The condition arises from problems with the adrenal gland itself, a state referred to as "primary adrenal insufficiency," and can be caused by damage by the body's own immune system, certain infections or various rarer causes. Addison's disease is also known as chronic primary adrenocortical insufficiency, to distinguish it from acute primary adrenocortical insufficiency, most often caused by Waterhouse-Friderichsen syndrome. Addison's disease should also be distinguished from secondary and tertiary adrenal insufficiency, which are caused by deficiency of ACTH (produced by the pituitary gland) and CRH (produced by the hypothalamus), respectively. Despite this distinction, Addisonian crises can happen in all forms of adrenal insufficiency.

Addison's disease and other form of hypoadrenalism are generally diagnosed via blood tests and medical imaging.
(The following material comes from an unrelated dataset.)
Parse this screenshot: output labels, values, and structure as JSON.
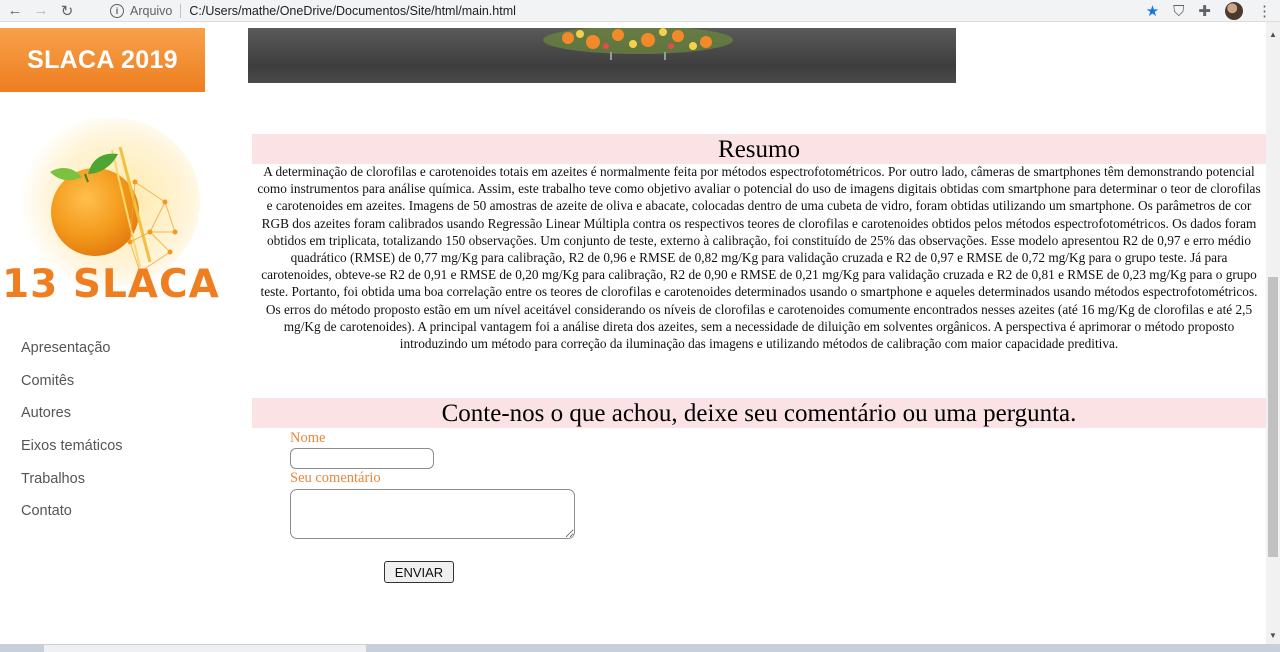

Treatment involves replacing the absent hormones (oral hydrocortisone and fludrocortisone).[2] Lifelong, continuous treatment with steroid replacement therapy is required, with regular follow-up treatment and monitoring for other health problems.[1]

Your adrenal glands are just above your kidneys. The outside layer of these glands makes hormones that help your body respond to stress and regulate your blood pressure and water and salt balance. Addison's disease occurs if the adrenal glands don't make enough of these hormones.

Addison’s disease is named after Dr. Thomas Addison, the British physician who first described the condition in 1849. The adjective "Addisonian" is used to describe features of the condition, as well as patients suffering from Addison’s disease.[1]


Signs and Symptoms

The symptoms of Addison's disease develop insidiously, and it may take some time to be recognized. The most common symptoms are:
  • fatigue, 
  • lightheadedness upon standing or while upright, 
  • muscle weakness, 
  • fever, 
  • weight loss, 
  • difficulty in standing up, 
  • anxiety, 
  • nausea, 
  • vomiting, 
  • diarrhea, 
  • headache, 
  • sweating, 
  • changes in mood and personality, and 
  • joint and muscle pains.
Some have marked cravings for salt or salty foods due to the urinary losses of sodium.[1] Increased tanning may be noted, particularly in sun-exposed areas, as well as darkening of the palmar creases, sites of friction, recent scars, the vermilion border of the lips, and genital skin.[3] This is not encountered in secondary and tertiary hypoadrenalism.[2]

Clinical Signs:

The negative feedback loop for glucocorticoids. On examination, the following may be noticed:
  • Low blood pressure that falls further when standing (orthostatic hypotension)
  • Most people with primary Addison's have darkening (hyperpigmentation) of the skin, including areas not exposed to the sun; characteristic sites are skin creases (e.g. of the hands), nipple, and the inside of the cheek (buccal mucosa); also, old scars may darken. This occurs because melanocyte-stimulating hormone (MSH) and adrenocorticotropic hormone (ACTH) share the same precursor molecule, pro-opiomelanocortin (POMC). After production in anterior pituitary gland, POMC gets cleaved into gamma-MSH, ACTH and beta-lipotropin. The subunit ACTH undergoes further cleavage to produce alpha-MSH, the most important MSH for skin pigmentation. In secondary and tertiary forms of Addison's, skin darkening does not occur.
  • Medical conditions, such as type I diabetes, autoimmune thyroid disease (Hashimoto's thyroiditis and goiter) and vitiligo often occur together with Addison's (often in the setting of autoimmune polyendocrine syndrome). Hence, symptoms and signs of any of the former conditions may also be present in the individual with Addison's.
  • The occurrence of Addison's disease in someone who also has Hashimoto's thyroiditis is called Schmidt syndrome.

Addisonian Crisis

An "Addisonian crisis" or "adrenal crisis" is a constellation of symptoms that indicate severe adrenal insufficiency. This may be the result of either previously undiagnosed Addison's disease, a disease process suddenly affecting adrenal function (such as adrenal hemorrhage), or an intercurrent problem (e.g. infection, trauma) in someone known to have Addison's disease. It is a medical emergency and potentially life-threatening situation requiring immediate emergency treatment.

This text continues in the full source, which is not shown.